Neuer Rettungswagen in Achenmühle

Containerwache ab 17. Oktober täglich besetzt

Achenmühle –  Eine neue Rettungswache in Achenmühle (Gemeinde Rohrdorf) soll mit dazu beitragen, die Reaktionszeiten und damit die rettungsdienstliche Versorgung im südlichen Landkreis zu verbessern. Auf einem Teil des ohnehin wenig genutzten provisorischen Parkplatzes gleich neben der Kindertagesstätte „Zwergerlmühle“ wird hierfür zunächst für ein Jahr ein Rettungswagen (RTW) stationiert.

Ab kommender Woche ist die Containerwache auf dem gemeindlichen Grundstück an der Rohrdorfer Straße täglich von 8 bis 20 Uhr besetzt. Das Personal (Fahrer plus Beifahrer) werde dabei im wöchentlichen Wechsel vom BRK Rosenheim und von der in Flintsbach ansässigen Ambulanz Rosenheim gestellt, erklärte Michael Fischer, Pressesprecher des Landratsamtes Rosenheim, auf Anfrage.
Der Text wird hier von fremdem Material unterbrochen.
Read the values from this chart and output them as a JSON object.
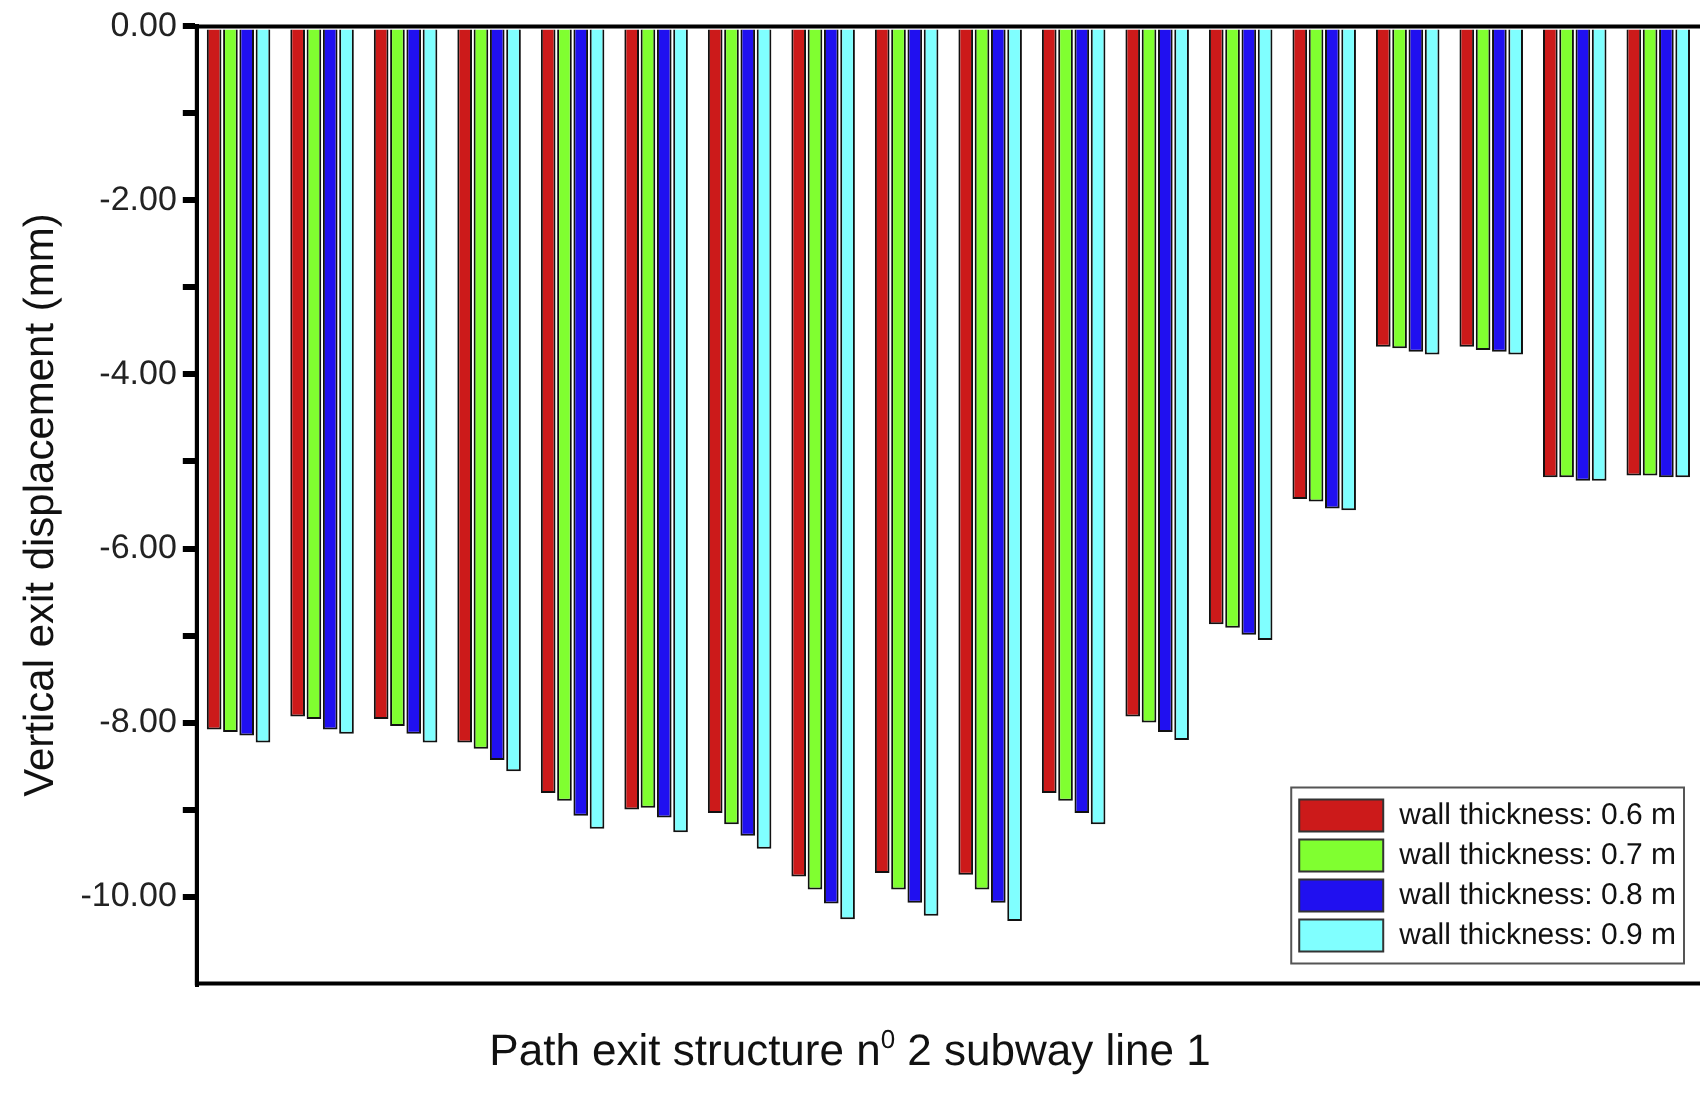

Rettungswagen: zunächst für ein jahr

Sowohl diese Regelung als auch der Standort dienen unterdessen lediglich als Interimslösung: Die EU-weite Ausschreibung für die langfristige Vergabe einer Konzession für den Betrieb eines Rettungswagens läuft bereits. Und ob es auf Dauer beim jetzigen Standort bleibt, ist noch offen.

Noch herrscht Baustellenatmosphäre. Am Montag soll die Containerwache in Achenmühle in Betrieb gehen. Foto: Pilger

Noch herrscht Baustellenatmosphäre. Am Montag soll die Containerwache in Achenmühle in Betrieb gehen. Foto: Pilger

Steigende Einsatzzahlen hätten bereits vor zwei Jahren auf eine Verschlechterung der Versorgungsstruktur im Rettungsdienst hingedeutet, heißt es ergänzend in einer Pressemitteilung des Landratsamtes vom April. Diese ist dann ausreichend, wenn in mindestens 80 Prozent aller Notfälle der Ereignisort nach spätestens zwölf Minuten erreicht ist. Eine Struktur- und Bedarfsanalyse des Instituts für Notfallmedizin und Medizinmanagement, die im April bei der Versammlung des Zweckverbandes für Rettungsdienst und Feuerwehralarmierung Rosenheim vorgestellt wurde, habe die Vermutungen bestätigt. Demzufolge wurde etwa in den Versorgungsbereichen Flintsbach, Bad Aibling und Bad Endorf der Schwellenwert von 80 Prozent unterschritten. Rund um Wasserburg werde die zwölfminütige Hilfsfrist zwar in knapp 87 Prozent aller Notfälle eingehalten, trotzdem bereiteten gleichzeitig notwendige Einsätze in den frühen Abendstunden Probleme.

Um die gesetzlichen Vorgaben des Bayerischen Rettungsdienstgesetzes zu erfüllen, wurde nun als eine von mehreren Maßnahmen ein Rettungswagen in Achenmühle installiert.

Gemeinde stellt anschlusskosten vorerst nicht in rechnung

Um auf dem Areal am westlichen Ortseingang aber nicht unbeabsichtigt Baurecht zu schaffen, will die Gemeinde Rohrdorf die Kosten für Wasser-, Kanal- und  Stromanschlüsse in Höhe von etwa 10.000 Euro zunächst nicht in Rechnung stellen. Auch von einem Zuschuss für die Erschließungskosten, den das Bayerische Rote Kreuz beantragt hatte, sah der Gemeinderat bei seiner jüngsten Sitzung ab.